Monoclonal antibody therapeutics represents a billion dollar industry, with their uses ranging from treating solid-organ tumors to autoimmune diseases. An exciting new era of therapeutic drug monitoring, monoclonal antibody therapeutics also bring new complications for the clinical laboratory. Unique metabolic pathways, uncertain therapeutic ranges—and the possibility of the monoclonal antibodies themselves being targets of the immune system—all converge on the need to better understand this fast growing area of laboratory medicine.

If you haven’t kept up with all the progress in therapeutic monoclonals, you’ll want to learn more during today’s afternoon short course, “Clinical and Laboratory Aspects of Monoclonal Antibody Therapeutics.” Melissa Snyder, PhD, Daniel Mytych, PhD, and Julio Delgado, MD, will ensure you are up-to-date on the latest developments. From the basics of therapeutic antibodies themselves, to their use as therapies and their measurement in the laboratory, the three speakers will cover all the aspects needed to truly appreciate these one-of-a-kind therapeutics.

Numerous significant advancements in science as well as several Nobel Prizes have laid the groundwork toward the development of monoclonal antibody therapeutics. The concept of a therapeutic molecule that specifically targeted the cause of a disease extends well past the availability of a personal, versatile countertop magician (a.k.a, the Magic Bullet), to the beginning of the 20th century and the development of a treatment for syphilis. Fast-forward nearly a century through the development of hybridomas and the humanization of antibodies to reach the present with 34 monoclonal antibodies approved for use by the FDA.

Monoclonal antibody-based treatment of cancer has been established as one of the most successful therapeutic strategies for hematologic malignancies and solid tumors. In addition, a better understanding of the underlying mechanisms and therapeutic targets has made monoclonal antibody treatment an ideal strategy for several autoimmune diseases such as inflammatory bowel disease and even rheumatologic disorders. But with great power comes great responsibility, and the laboratory is poised to play a pivotal role in the continued success of monoclonal antibody therapeutics.
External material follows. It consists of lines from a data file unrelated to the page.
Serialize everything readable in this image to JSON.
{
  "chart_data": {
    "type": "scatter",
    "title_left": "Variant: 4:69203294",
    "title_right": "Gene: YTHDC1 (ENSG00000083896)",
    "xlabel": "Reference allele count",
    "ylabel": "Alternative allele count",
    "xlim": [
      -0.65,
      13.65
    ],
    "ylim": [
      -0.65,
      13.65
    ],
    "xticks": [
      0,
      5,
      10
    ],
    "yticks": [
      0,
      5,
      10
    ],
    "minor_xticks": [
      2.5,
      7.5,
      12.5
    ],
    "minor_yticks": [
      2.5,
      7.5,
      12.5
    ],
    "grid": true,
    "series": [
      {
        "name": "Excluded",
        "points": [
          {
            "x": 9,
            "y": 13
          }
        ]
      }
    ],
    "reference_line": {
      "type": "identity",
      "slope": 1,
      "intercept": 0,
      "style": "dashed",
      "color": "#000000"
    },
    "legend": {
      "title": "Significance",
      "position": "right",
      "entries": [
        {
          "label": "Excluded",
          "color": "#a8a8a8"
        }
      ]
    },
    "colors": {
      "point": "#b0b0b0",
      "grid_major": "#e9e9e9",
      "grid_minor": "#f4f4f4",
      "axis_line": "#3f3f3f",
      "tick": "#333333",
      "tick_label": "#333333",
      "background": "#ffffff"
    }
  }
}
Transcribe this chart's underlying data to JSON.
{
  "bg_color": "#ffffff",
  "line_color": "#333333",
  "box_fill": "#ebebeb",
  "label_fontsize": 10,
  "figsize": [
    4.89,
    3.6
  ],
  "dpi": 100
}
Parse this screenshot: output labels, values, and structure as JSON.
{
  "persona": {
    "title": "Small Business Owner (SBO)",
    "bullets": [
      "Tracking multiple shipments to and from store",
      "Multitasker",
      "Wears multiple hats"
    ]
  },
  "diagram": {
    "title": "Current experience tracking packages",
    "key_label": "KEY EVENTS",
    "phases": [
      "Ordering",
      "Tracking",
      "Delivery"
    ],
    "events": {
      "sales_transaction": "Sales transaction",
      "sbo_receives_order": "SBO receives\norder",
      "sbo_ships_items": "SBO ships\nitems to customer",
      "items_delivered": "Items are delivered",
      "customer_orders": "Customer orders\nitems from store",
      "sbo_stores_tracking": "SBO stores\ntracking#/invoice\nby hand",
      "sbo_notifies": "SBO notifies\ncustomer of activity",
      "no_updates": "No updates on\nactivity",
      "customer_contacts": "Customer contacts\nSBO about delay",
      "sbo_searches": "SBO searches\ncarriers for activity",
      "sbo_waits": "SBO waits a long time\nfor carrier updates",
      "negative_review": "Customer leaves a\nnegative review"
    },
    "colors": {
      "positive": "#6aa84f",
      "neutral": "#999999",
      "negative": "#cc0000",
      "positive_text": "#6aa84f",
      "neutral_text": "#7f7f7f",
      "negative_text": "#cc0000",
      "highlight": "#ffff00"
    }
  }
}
These therapies are not cheap, and the possibility that the body will respond by generating anti-drug antibodies underscores the need for the laboratory to accurately measure the drug and the presence of anti-drug antibodies.  But the detection and quantitative measurement of anti-drug antibodies has been difficult. First generation assays had limited clinical utility due to the need for an absence of therapeutic antibody presence in the sample at the time of testing. Other techniques include radioimmunoassays and homogenous mobility shift assays using high-performance liquid chromatography. Currently, studies evaluating the validation of the results between different assays are lacking, making a true apples-to-apples comparison problematic.

Anyone in laboratory medicine will want to keep a close eye on this emerging area. As more monoclonal antibodies enter clinical use, the role of the laboratory will undoubtedly expand as well.